The paper says we can fold the antialiased non-linearity into the first pole. I get this when i do that:

Code: Select all

        float y0 = g*(log(cosh(f*(in - r*y3))) - log(cosh(s[0])))/(f*(in - r*y3) - s[0]) * 2;
        float y1 = g*(s[1] + f*y0);
        float y2 = g*(s[2] + f*y1);

I don't have time to look into the details of your code now and I'm a bit out of this subject at the moment, however, if you don't want to use the iterative solver but the linearized ZDF equation instead, you need some appropriate approximation of the antialiased nonlinearity.

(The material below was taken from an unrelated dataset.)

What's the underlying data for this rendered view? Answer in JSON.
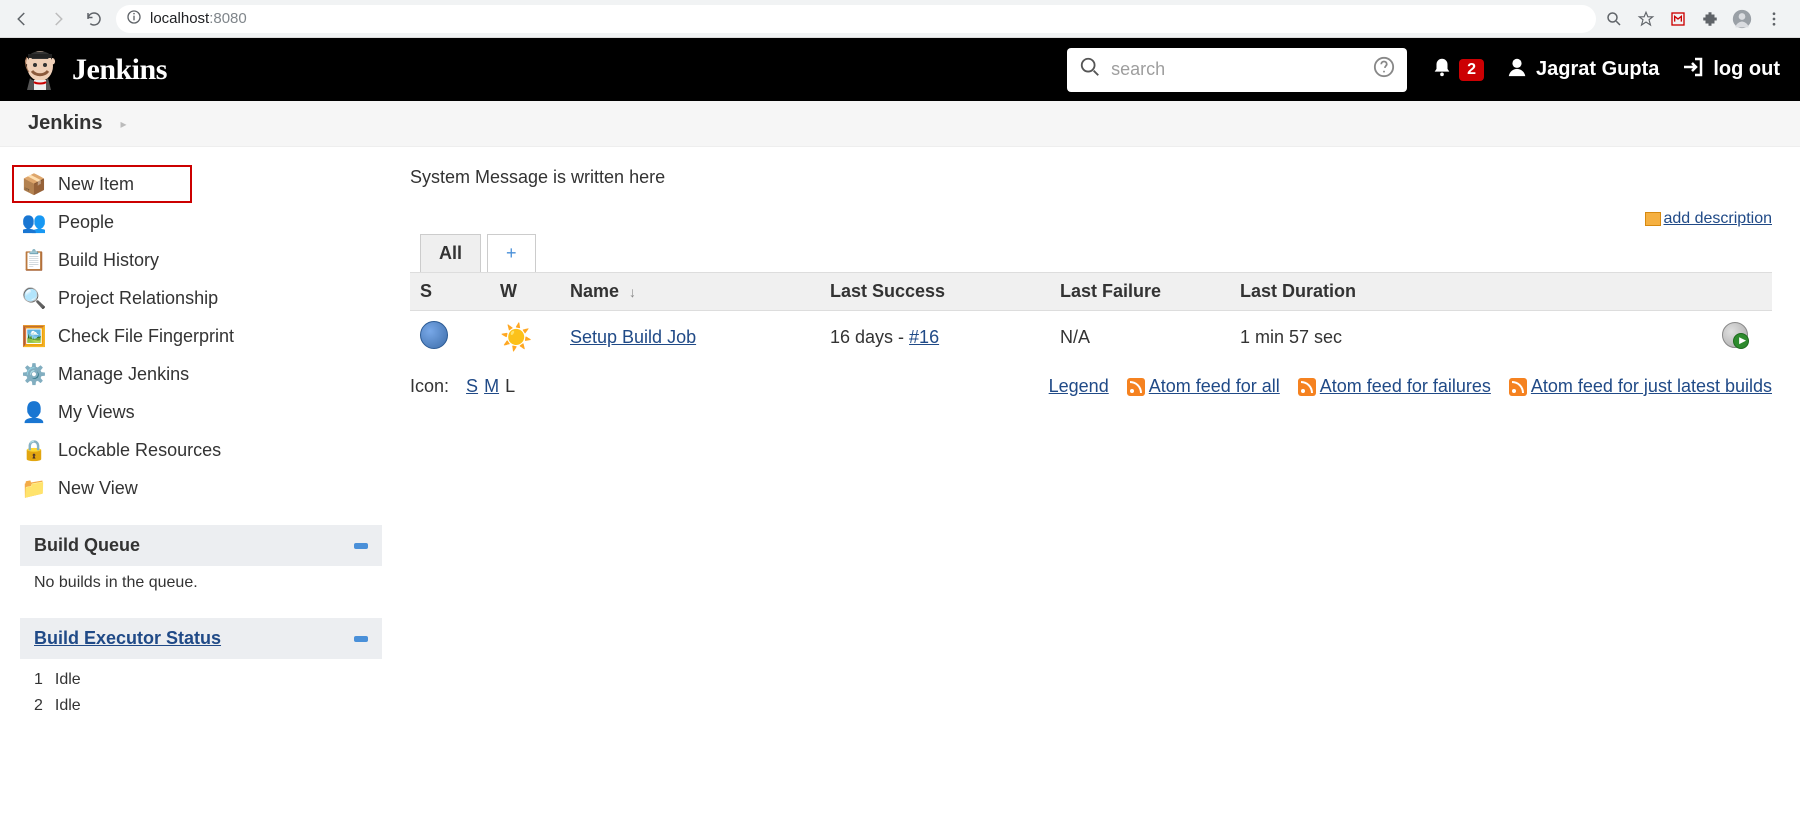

E.g. a direct analogy to replacing tanh(x) with x would be taking the formula (10) where f(x) is replaced with x, resulting in "restoring back" the half-sample delay we folded into the nonlinearity. You can also obtain this result explicitly by letting f(x)=x instead of f(x)=tanh(x) and then applying the "nonlinearity".

Thanks for that. Will have a look at it. I will try to fix the linearized version as a first step, but can't wait to try the iterative thing. Never had to use an iterative solver so far.

[Urs]

Edit: Anyone already used a Jacobian matrix to solve non linear equations?

/w source code:

http://www.kvraudio.com/forum/viewtopic ... 3&t=459955

(there is a sign error, but it doesn't matter - the code works anyway)

[xhy3]

Edit: Anyone already used a Jacobian matrix to solve non linear equations?

/w source code:

http://www.kvraudio.com/forum/viewtopic ... 3&t=459955

(there is a sign error, but it doesn't matter - the code works anyway)

Hi Urs, thanks for the link. I will have a closer look at it.